Source: Kathryn S McKinley, Writing papers that get accepted to conferences

Paper = Recursively Nested Containers

The recursive structure of a paper

A paper consists of nested containers:

  • A paper contains sections.
  • A section contains paragraphs.
  • A paragraph contains sentences.

Intro → Discussion

Recursively Self-Contained

Each container follows the same structure:

  • Intro of new idea
  • Discussion of idea

Paper

  • The introduction section introduces the key idea.
  • Subsequent sections provide a more detailed discussion of the key idea.

Sections

  • First paragraph discusses the central topic of the section.
  • Subsequent paragraphs provide a more detailed discussion of this topic.

Paragraphs

  • First sentence states the single key message of the paragraph.
  • Subsequent sentences support this message.

Sentences

  • Each sentence states a single piece of information.

Consistent Storyline Across Levels

A well-written paper has consistent storylines across abstraction levels.

  • Does only reading the section titles make a consistent story?

  • Does only reading the first paragraph of each section make a consistent story?

  • Does only reading the first sentence of each paragraph make a consistent story?

Why is a Recursive Structure important?

The human mind prefers a recursive structure

Even though the arguments that follow are only conjectures, thinking about how the human mind reacts to (un)structured arguments allows us to tell a nice story that may help our memory:

  • The working memory of humans is very small

    Humans can keep less than 7 abstract objects in their immediate working memory. If understanding an argument requires the reader to remember a point that was made more than 7 "information pieces" ago, the reader needs to stop and re-read.

    A good recursive structure avoids long backward references. References are either local within a single paragraph or point to earlier paragraphs. Within a paragraph we typically do not have a large number of sentences. Earlier paragraphs can be remembered as a single object -- the key message of the earlier paragraph.

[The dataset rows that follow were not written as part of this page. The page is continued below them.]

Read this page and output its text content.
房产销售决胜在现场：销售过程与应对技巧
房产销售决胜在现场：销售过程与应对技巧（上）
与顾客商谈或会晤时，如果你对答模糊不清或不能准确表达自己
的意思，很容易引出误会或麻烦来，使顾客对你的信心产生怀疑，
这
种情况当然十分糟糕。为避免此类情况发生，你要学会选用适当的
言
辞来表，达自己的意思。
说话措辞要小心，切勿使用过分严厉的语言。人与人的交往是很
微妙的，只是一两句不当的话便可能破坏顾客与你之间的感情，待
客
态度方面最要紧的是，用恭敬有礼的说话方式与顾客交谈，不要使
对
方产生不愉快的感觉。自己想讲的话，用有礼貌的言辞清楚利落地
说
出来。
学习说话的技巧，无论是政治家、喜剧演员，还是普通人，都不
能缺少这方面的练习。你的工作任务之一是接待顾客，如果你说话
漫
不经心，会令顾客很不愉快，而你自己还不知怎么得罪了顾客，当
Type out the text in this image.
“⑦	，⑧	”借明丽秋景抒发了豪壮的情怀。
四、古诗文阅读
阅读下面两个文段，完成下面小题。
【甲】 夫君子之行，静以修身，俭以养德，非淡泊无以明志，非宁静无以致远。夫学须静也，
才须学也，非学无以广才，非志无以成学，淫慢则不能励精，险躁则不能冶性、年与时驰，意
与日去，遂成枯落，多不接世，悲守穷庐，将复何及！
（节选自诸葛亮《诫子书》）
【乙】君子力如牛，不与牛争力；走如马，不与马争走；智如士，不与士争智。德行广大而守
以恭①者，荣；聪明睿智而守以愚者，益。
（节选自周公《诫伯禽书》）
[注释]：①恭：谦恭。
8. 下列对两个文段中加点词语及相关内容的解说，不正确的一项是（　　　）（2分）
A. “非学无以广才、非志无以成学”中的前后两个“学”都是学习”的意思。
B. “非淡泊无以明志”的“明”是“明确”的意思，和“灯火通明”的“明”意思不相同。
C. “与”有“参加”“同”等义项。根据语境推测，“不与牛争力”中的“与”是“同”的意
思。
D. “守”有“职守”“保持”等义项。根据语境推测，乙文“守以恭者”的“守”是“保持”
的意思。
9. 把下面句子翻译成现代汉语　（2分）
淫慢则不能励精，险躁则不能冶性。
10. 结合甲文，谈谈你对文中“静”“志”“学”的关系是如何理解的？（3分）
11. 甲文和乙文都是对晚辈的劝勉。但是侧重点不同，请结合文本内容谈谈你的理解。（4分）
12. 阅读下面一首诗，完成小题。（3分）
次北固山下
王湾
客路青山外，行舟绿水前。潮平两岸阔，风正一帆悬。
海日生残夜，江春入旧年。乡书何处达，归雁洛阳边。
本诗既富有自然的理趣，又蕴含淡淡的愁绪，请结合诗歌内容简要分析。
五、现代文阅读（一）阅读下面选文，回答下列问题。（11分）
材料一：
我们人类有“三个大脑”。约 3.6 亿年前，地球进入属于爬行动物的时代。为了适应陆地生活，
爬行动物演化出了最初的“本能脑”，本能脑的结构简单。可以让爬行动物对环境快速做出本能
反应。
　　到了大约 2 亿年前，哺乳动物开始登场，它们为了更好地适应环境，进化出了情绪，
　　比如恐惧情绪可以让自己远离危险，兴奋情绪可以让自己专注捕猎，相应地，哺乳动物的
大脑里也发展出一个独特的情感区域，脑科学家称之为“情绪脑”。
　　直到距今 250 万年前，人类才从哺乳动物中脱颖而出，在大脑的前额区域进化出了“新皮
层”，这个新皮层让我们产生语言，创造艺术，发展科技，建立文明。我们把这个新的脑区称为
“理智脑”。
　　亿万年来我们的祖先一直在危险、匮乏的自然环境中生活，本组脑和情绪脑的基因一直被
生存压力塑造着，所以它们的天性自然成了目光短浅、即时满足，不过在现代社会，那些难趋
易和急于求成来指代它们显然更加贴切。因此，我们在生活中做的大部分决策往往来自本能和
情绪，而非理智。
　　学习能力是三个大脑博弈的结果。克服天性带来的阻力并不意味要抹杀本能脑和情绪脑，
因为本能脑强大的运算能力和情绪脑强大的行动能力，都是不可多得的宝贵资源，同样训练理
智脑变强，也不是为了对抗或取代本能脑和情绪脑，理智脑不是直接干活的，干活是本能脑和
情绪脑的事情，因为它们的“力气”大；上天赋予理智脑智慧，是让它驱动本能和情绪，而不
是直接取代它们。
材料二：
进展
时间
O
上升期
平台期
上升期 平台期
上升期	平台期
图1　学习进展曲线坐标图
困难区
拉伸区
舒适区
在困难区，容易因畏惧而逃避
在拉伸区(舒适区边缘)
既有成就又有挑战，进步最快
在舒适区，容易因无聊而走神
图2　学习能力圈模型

  • The 'idea -> discussion' structure is easy to verify

    When a scientist reads a paper he continuously (and unconsciously) checks each sentence to understand if the sentence is correct and makes sense.

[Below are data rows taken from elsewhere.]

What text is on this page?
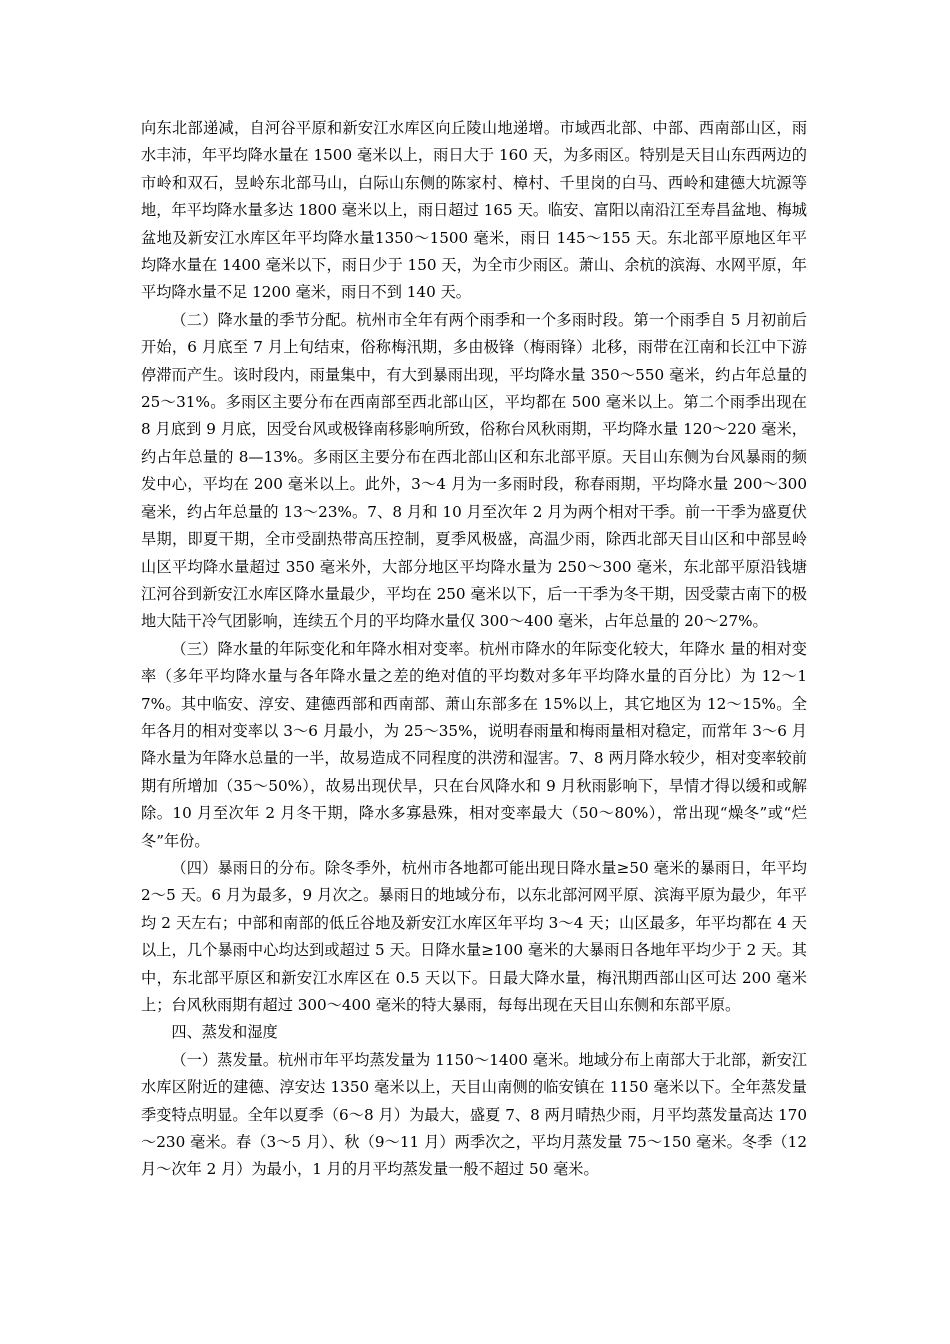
向东北部递减，自河谷平原和新安江水库区向丘陵山地递增。市域西北部、中部、西南部山区，雨水丰沛，年平均降水量在 1500 毫米以上，雨日大于 160 天，为多雨区。特别是天目山东西两边的市岭和双石，昱岭东北部马山，白际山东侧的陈家村、樟村、千里岗的白马、西岭和建德大坑源等地，年平均降水量多达 1800 毫米以上，雨日超过 165 天。临安、富阳以南沿江至寿昌盆地、梅城盆地及新安江水库区年平均降水量1350～1500 毫米，雨日 145～155 天。东北部平原地区年平均降水量在 1400 毫米以下，雨日少于 150 天，为全市少雨区。萧山、余杭的滨海、水网平原，年平均降水量不足 1200 毫米，雨日不到 140 天。

（二）降水量的季节分配。杭州市全年有两个雨季和一个多雨时段。第一个雨季自 5 月初前后开始，6 月底至 7 月上旬结束，俗称梅汛期，多由极锋（梅雨锋）北移，雨带在江南和长江中下游停滞而产生。该时段内，雨量集中，有大到暴雨出现，平均降水量 350～550 毫米，约占年总量的 25～31%。多雨区主要分布在西南部至西北部山区，平均都在 500 毫米以上。第二个雨季出现在 8 月底到 9 月底，因受台风或极锋南移影响所致，俗称台风秋雨期，平均降水量 120～220 毫米，约占年总量的 8—13%。多雨区主要分布在西北部山区和东北部平原。天目山东侧为台风暴雨的频发中心，平均在 200 毫米以上。此外，3～4 月为一多雨时段，称春雨期，平均降水量 200～300 毫米，约占年总量的 13～23%。7、8 月和 10 月至次年 2 月为两个相对干季。前一干季为盛夏伏旱期，即夏干期，全市受副热带高压控制，夏季风极盛，高温少雨，除西北部天目山区和中部昱岭山区平均降水量超过 350 毫米外，大部分地区平均降水量为 250～300 毫米，东北部平原沿钱塘江河谷到新安江水库区降水量最少，平均在 250 毫米以下，后一干季为冬干期，因受蒙古南下的极地大陆干冷气团影响，连续五个月的平均降水量仅 300～400 毫米，占年总量的 20～27%。

（三）降水量的年际变化和年降水相对变率。杭州市降水的年际变化较大，年降水 量的相对变率（多年平均降水量与各年降水量之差的绝对值的平均数对多年平均降水量的百分比）为 12～17%。其中临安、淳安、建德西部和西南部、萧山东部多在 15%以上，其它地区为 12～15%。全年各月的相对变率以 3～6 月最小，为 25～35%，说明春雨量和梅雨量相对稳定，而常年 3～6 月降水量为年降水总量的一半，故易造成不同程度的洪涝和湿害。7、8 两月降水较少，相对变率较前期有所增加（35～50%），故易出现伏旱，只在台风降水和 9 月秋雨影响下，旱情才得以缓和或解除。10 月至次年 2 月冬干期，降水多寡悬殊，相对变率最大（50～80%），常出现“燥冬”或“烂冬”年份。

（四）暴雨日的分布。除冬季外，杭州市各地都可能出现日降水量≥50 毫米的暴雨日，年平均 2～5 天。6 月为最多，9 月次之。暴雨日的地域分布，以东北部河网平原、滨海平原为最少，年平均 2 天左右；中部和南部的低丘谷地及新安江水库区年平均 3～4 天；山区最多，年平均都在 4 天以上，几个暴雨中心均达到或超过 5 天。日降水量≥100 毫米的大暴雨日各地年平均少于 2 天。其中，东北部平原区和新安江水库区在 0.5 天以下。日最大降水量，梅汛期西部山区可达 200 毫米上；台风秋雨期有超过 300～400 毫米的特大暴雨，每每出现在天目山东侧和东部平原。

四、蒸发和湿度

（一）蒸发量。杭州市年平均蒸发量为 1150～1400 毫米。地域分布上南部大于北部，新安江水库区附近的建德、淳安达 1350 毫米以上，天目山南侧的临安镇在 1150 毫米以下。全年蒸发量季变特点明显。全年以夏季（6～8 月）为最大，盛夏 7、8 两月晴热少雨，月平均蒸发量高达 170～230 毫米。春（3～5 月）、秋（9～11 月）两季次之，平均月蒸发量 75～150 毫米。冬季（12 月～次年 2 月）为最小，1 月的月平均蒸发量一般不超过 50 毫米。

    Without a good paper structure, it is unclear which property should be verified. Hence, the reader scans his long-term memory for associations that either contradict the current sentence or place it into context. This process (a) slows down the reader, (b) makes him feel the paper is difficult to understand, and (c) increases the chance he finds almost random arguments to criticize the paper.

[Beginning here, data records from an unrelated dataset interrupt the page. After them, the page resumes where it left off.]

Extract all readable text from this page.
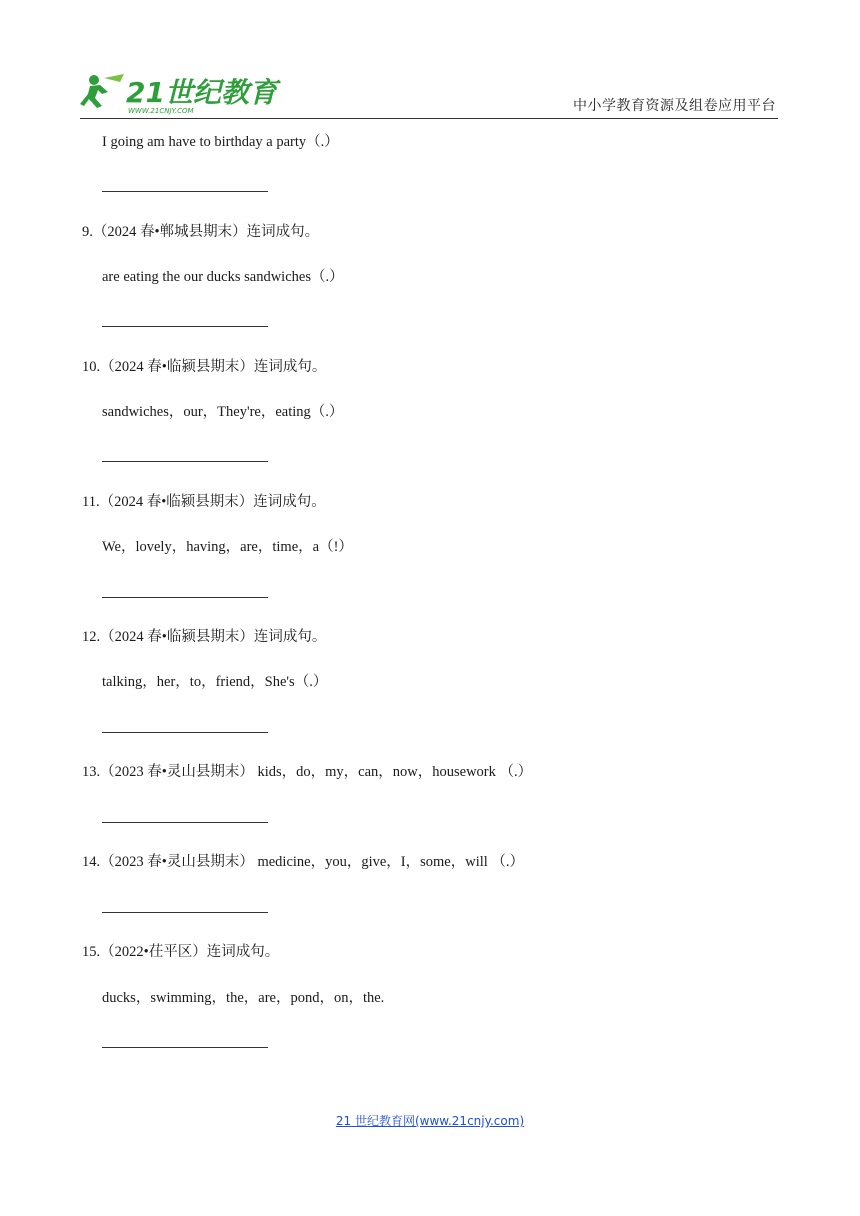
21世纪教育
WWW.21CNJY.COM	中小学教育资源及组卷应用平台
I going am have to birthday a party（.）
9.（2024 春•郸城县期末）连词成句。
are eating the our ducks sandwiches（.）
10.（2024 春•临颍县期末）连词成句。
sandwiches，our，They're，eating（.）
11.（2024 春•临颍县期末）连词成句。
We，lovely，having，are，time，a（!）
12.（2024 春•临颍县期末）连词成句。
talking，her，to，friend，She's（.）
13.（2023 春•灵山县期末） kids，do，my，can，now，housework （.）
14.（2023 春•灵山县期末） medicine，you，give，I，some，will （.）
15.（2022•茌平区）连词成句。
ducks，swimming，the，are，pond，on，the.
21 世纪教育网(www.21cnjy.com)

    With a good paper structure, each paragraph begins with a single argument. All subsequent sentences provide further details in support of this argument. The verification task is consequently very simple. The argument has been clearly stated at a predictable location that is in close temporal proximity. The reader now only has to verify that the 5-7 sentences that follow support the argument. If they do, the reader can forget about the 5-7 sentences and remember the argument as "valid". If the paper structure is consistent, a small positive validation event occurs at the end of each paragraph, always slightly increasing the satisfaction of the reader

Your audience does not have time!

  • 90% only read the title
  • 9% read only the abstract and the section titles
  • 0.9% read only the first paragraphs and the first sentences (skim the paper)
  • 0.09% actually read most of your paper

Even people who read your full paper typically start by skimming and only decide to read your paper fully after a positive first impression.
→ If you want that people read your work, make sure they understand it before they start reading in detail.

Copy Editing

Spell checked

Spell-checked using american-english. No mixed american/british english.

Agree on comma setting style.

Always use Oxford Comma.

Section titles use uppercase consistently?

  • Section titles use uppercase consistently?